Dal 2006 in poi, però, tanti cambi di governo, anni di ripensamenti, di polemiche.
«Le polemiche continuano ancora oggi, ma francamente non le capisco. Ci si lamenta perché il costo di 13,5 miliardi è considerato troppo alto. Sa quanto costano i lavori – indispensabili, ci mancherebbe – per la realizzazione dell’Alta velocità nelle tratte Salerno-Reggio Calabria e Messina-Catania-Palermo? Tra i 50 e i 60 miliardi. Di cosa stiamo parlando? E poi, non dimentichiamo il “peso” dell’insularità: in Sicilia costa, ogni anno, 6,4 miliardi. Quindi, con quello che si risparmierà in poco più di due anni si sarà pagato il ponte».
Torniamo ai cambi di governo. E di idea.
«Il primo rallentamento è stato con Prodi, quando è diventato presidente del Consiglio nel 2006: si è detto contrario alla realizzazione del ponte e ha sospeso il progetto. Io, però, ho chiesto a Di Pietro, ministro delle Infrastrutture, di “congelare” l’iter, per non cancellare tutto il lavoro che era stato fatto. L’ha fatto ed è stato importante per il prosieguo».
E infatti, con il ritorno di Berlusconi nel 2008, si è ripartiti.
«Sì, un altro triennio molto importante. Berlusconi ha portato avanti il progetto, con i tecnici che io avevo scelto e i comitati che avevo costituito, scegliendo i migliori professionisti al mondo. E in quegli anni Eurolink ha messo a punto il progetto definitivo, che è quello dal quale si parte adesso per la realizzazione del progetto esecutivo».
Con il governo Monti, un altro stop.
«Sì, ha addirittura cercato di mettere in liquidazione la Sdm. Ma non c’è riuscito, perché lo Stato avrebbe dovuto pagare penali dell’ordine di 1,3 miliardi e non è stato trovato l’accordo. È stata una fortuna».
Sono seguiti altri anni di tira-e-molla.
«Sì, e di tempo perso anche dietro a improbabili ripensamenti sul progetto. A cominciare dalla proposta di pensare a un ponte a più campate. Una follia. Nello Stretto c’è una profondità di 140 metri, con correnti che viaggiano a cinque metri al secondo; in più, si incontrano le correnti che arrivano dal Tirreno e dallo Ionio che hanno gradi di salinità diversa e questo crea enormi vortici. Solo un incompetente può pensare di riuscire a realizzare delle fondazioni con quelle condizioni. Tutto tempo perso».

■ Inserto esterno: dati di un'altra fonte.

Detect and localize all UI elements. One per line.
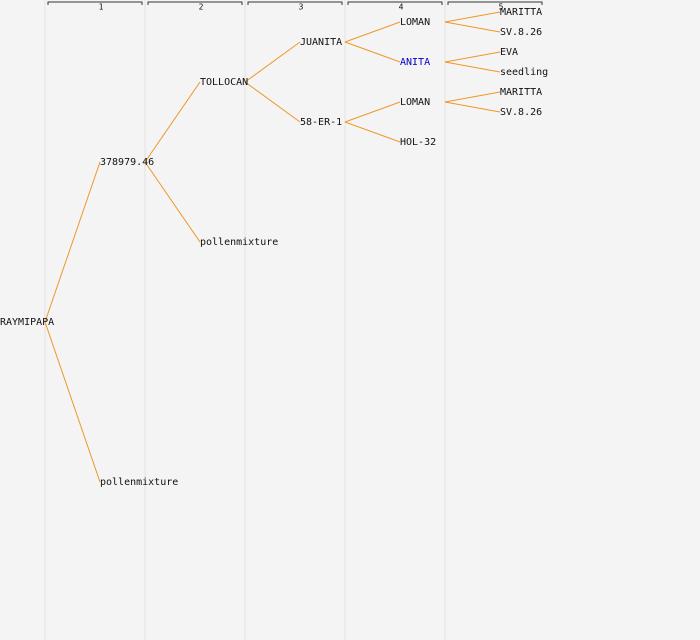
generation-label: 1 — [99, 3, 104, 12]
edge — [144, 81, 201, 163]
edge — [444, 61, 501, 73]
edge — [444, 101, 501, 113]
edge — [44, 321, 101, 483]
node-label: ANITA — [400, 57, 430, 68]
column-bracket — [347, 1, 443, 5]
edge — [144, 161, 201, 243]
node-label: MARITTA — [500, 7, 542, 18]
node-label: 58-ER-1 — [300, 117, 342, 128]
generation-label: 5 — [499, 3, 504, 12]
column-bracket — [47, 1, 143, 5]
edge — [344, 121, 401, 143]
edge — [444, 91, 501, 103]
node-label: LOMAN — [400, 17, 430, 28]
node-label: JUANITA — [300, 37, 342, 48]
edge — [444, 51, 501, 63]
node-label: seedling — [500, 67, 548, 78]
node-label: SV.8.26 — [500, 107, 542, 118]
edge — [44, 161, 101, 323]
generation-label: 3 — [299, 3, 304, 12]
column-bracket — [447, 1, 543, 5]
node-label: 378979.46 — [100, 157, 154, 168]
node-label: pollenmixture — [200, 237, 278, 248]
column-bracket — [147, 1, 243, 5]
node-label: pollenmixture — [100, 477, 178, 488]
edge — [344, 21, 401, 43]
edge — [444, 21, 501, 33]
node-label: LOMAN — [400, 97, 430, 108]
generation-label: 2 — [199, 3, 204, 12]
node-label: EVA — [500, 47, 518, 58]
generation-label: 4 — [399, 3, 404, 12]
node-label: RAYMIPAPA — [0, 317, 54, 328]
node-label: SV.8.26 — [500, 27, 542, 38]
edge — [344, 41, 401, 63]
edge — [244, 41, 301, 83]
node-label: HOL-32 — [400, 137, 436, 148]
edge — [244, 81, 301, 123]
node-label: MARITTA — [500, 87, 542, 98]
edge — [444, 11, 501, 23]
node-label: TOLLOCAN — [200, 77, 248, 88]
edge — [344, 101, 401, 123]
column-bracket — [247, 1, 343, 5]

E siamo al governo Meloni.
«Salvini si è trovato in mano il progetto preliminare, il progetto definitivo, la galleria di Cannitello realizzata e il contratto con Eurolink ancora valido. Una bella eredità. Però bisogna dargli atto che è stato bravo a crederci e a perseguire l’idea di realizzare il ponte con determinazione e con grande concretezza».
Si parla di lavori finiti entro il 2032. Lo ritiene possibile?

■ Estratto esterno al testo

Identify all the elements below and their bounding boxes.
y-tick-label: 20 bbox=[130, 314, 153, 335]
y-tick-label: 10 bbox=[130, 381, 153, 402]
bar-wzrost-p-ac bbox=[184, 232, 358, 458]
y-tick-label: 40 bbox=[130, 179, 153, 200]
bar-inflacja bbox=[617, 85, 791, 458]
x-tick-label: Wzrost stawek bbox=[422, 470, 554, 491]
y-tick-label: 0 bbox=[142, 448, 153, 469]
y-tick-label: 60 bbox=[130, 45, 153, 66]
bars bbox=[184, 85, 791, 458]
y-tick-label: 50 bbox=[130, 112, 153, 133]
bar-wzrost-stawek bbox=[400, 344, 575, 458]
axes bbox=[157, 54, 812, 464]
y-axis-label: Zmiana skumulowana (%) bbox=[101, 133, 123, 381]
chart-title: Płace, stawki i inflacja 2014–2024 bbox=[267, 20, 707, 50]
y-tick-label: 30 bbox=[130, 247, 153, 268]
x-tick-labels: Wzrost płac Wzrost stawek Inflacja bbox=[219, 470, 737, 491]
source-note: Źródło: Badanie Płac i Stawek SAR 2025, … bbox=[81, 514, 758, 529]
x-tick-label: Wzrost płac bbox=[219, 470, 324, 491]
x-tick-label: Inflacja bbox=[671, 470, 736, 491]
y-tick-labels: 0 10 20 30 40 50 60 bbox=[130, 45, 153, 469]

«Sì, è una previsione attendibile, perché è stato previsto tutto. Non ci saranno senz’altro imprevisti per il ponte, che è un prefabbricato che verrà costruito in loco. Più delicate le operazioni che riguardano le fondazioni e i blocchi di ancoraggio e quando si tratterà di realizzare gli allacci al ponte, che è alto 70 metri, dal sistema autostradale e da quello ferroviario, che sono sul livello del mare: saranno realizzate spirali, lunghe 20 chilometri, in gran parte in galleria».
Non le resta che brindare al sogno che si avvera.
«Sì, con gioia e con fierezza. È una splendida notizia per l’Italia intera e, in particolare, per le regioni del sud. La mobilità di persone e delle merci è un diritto primario dei cittadini. La mancanza di questa mobilità produce il ristagno dell’economia, la povertà e la corruzione».